Über Gisela von Wysockis Kindheits-Roman „Wir machen Musik“

Von Peter MüllerRSS-Newsfeed neuer Artikel von Peter Müller

Besprochene Bücher / Literaturhinweise

Der Vater ist die zentrale Figur in ihrem jungen Leben: Zu Beginn ob der ‚Zaubertricks‘ bestaunt, die er zu Hause vorführt, steigt er mit der Zeit in den Augen seiner Tochter in den Rang eines Magiers auf, denn „ganze Musikkapellen muss er zusammengequetscht und eng ineinandergeschoben haben, wie hätte er sonst die schwarzen Scheiben aus ihnen machen können“. Die Erklärungen des Vaters – zu dieser Zeit Produktionsleiter des Unterhaltungsprogramms bei Odeon, einem renommierten Grammophon- und Schallplattenhersteller in Berlin – erscheinen ihr nur wenig plausibel. Viel leichter fällt es dem Kind, an dessen magische Fähigkeiten zu glauben, auch wenn dies die Gefahr mit einschließt, durch ein Fingerschnippen des Vaters zu verschwinden.

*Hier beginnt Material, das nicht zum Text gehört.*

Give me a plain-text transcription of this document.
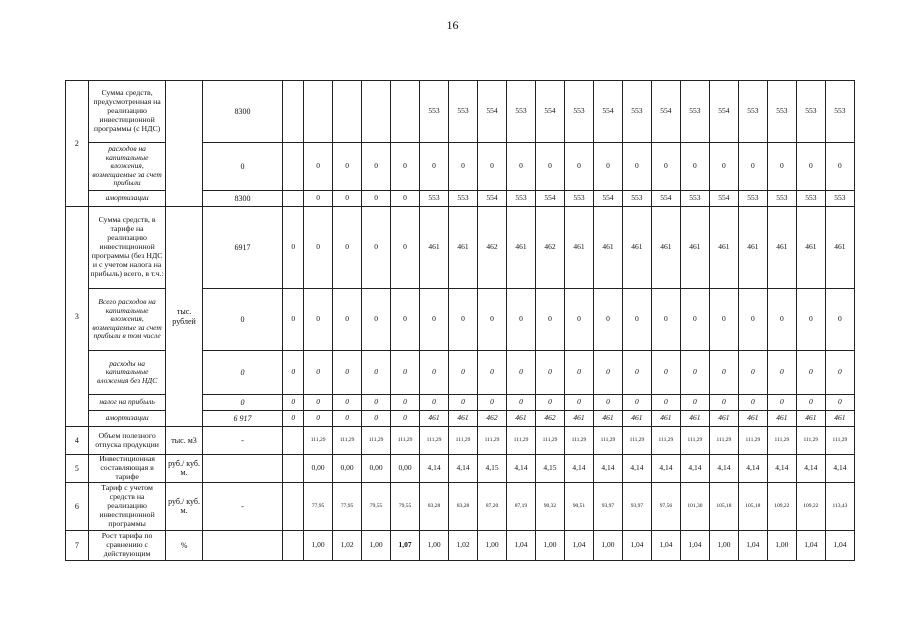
16
2	Сумма средств, предусмотренная на реализацию инвестиционной программы (с НДС)		8300						553	553	554	553	554	553	554	553	554	553	554	553	553	553	553
	расходов на капитальные вложения, возмещаемые за счет прибыли		0		0	0	0	0	0	0	0	0	0	0	0	0	0	0	0	0	0	0	0
	амортизации		8300		0	0	0	0	553	553	554	553	554	553	554	553	554	553	554	553	553	553	553
3	Сумма средств, в тарифе на реализацию инвестиционной программы (без НДС и с учетом налога на прибыль) всего, в т.ч.:	тыс. рублей	6917	0	0	0	0	0	461	461	462	461	462	461	461	461	461	461	461	461	461	461	461
	Всего расходов на капитальные вложения, возмещаемые за счет прибыли в том числе		0	0	0	0	0	0	0	0	0	0	0	0	0	0	0	0	0	0	0	0	0
	расходы на капитальные вложения без НДС		0	0	0	0	0	0	0	0	0	0	0	0	0	0	0	0	0	0	0	0	0
	налог на прибыль		0	0	0	0	0	0	0	0	0	0	0	0	0	0	0	0	0	0	0	0	0
	амортизации		6 917	0	0	0	0	0	461	461	462	461	462	461	461	461	461	461	461	461	461	461	461
4	Объем полезного отпуска продукции	тыс. м3	-		111,29	111,29	111,29	111,29	111,29	111,29	111,29	111,29	111,29	111,29	111,29	111,29	111,29	111,29	111,29	111,29	111,29	111,29	111,29
5	Инвестиционная составляющая в тарифе	руб./ куб. м.			0,00	0,00	0,00	0,00	4,14	4,14	4,15	4,14	4,15	4,14	4,14	4,14	4,14	4,14	4,14	4,14	4,14	4,14	4,14
6	Тариф с учетом средств на реализацию инвестиционной программы	руб./ куб. м.	-		77,95	77,95	79,55	79,55	83,28	83,28	87,20	87,19	90,32	90,51	93,97	93,97	97,56	101,30	105,18	105,18	109,22	109,22	113,43
7	Рост тарифа по сравнению с действующим	%			1,00	1,02	1,00	1,07	1,00	1,02	1,00	1,04	1,00	1,04	1,00	1,04	1,04	1,04	1,00	1,04	1,00	1,04	1,04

Die Faszination des Mediums Schallplatte, welche moderne Tonträger aus Plastik kaum noch erzeugen können, und die damit verknüpfte (Ehr-)Furcht vor dem Vater bilden den losen Faden, der die essayistischen Kapitel in Gisela von Wysockis Prosadebüt zusammenhält. Diese zeigen, wie sich die junge Protagonisten im Berlin der Nachkriegszeit (beinahe) in einer rätselhaften Zauberwelt aus Schlager- und Filmstars verliert, die im heimischen Wohnzimmer ein- und ausgehen. Deren Erzählungen von fernen Welten, wilden Tieren und romantischen Abenteuern reihen sich nahtlos in das fantasievolle Weltbild der Protagonistin ein, die die Fiktionalität dieser Geschichten nicht zuordnen kann. Sie selbst fühlt sich in dieser Welt unbedeutend und fragt sich häufiger, „ob es in [ihrem] Leben jemals derart eindrucksvolle, unauslöschliche Szenen geben kann“.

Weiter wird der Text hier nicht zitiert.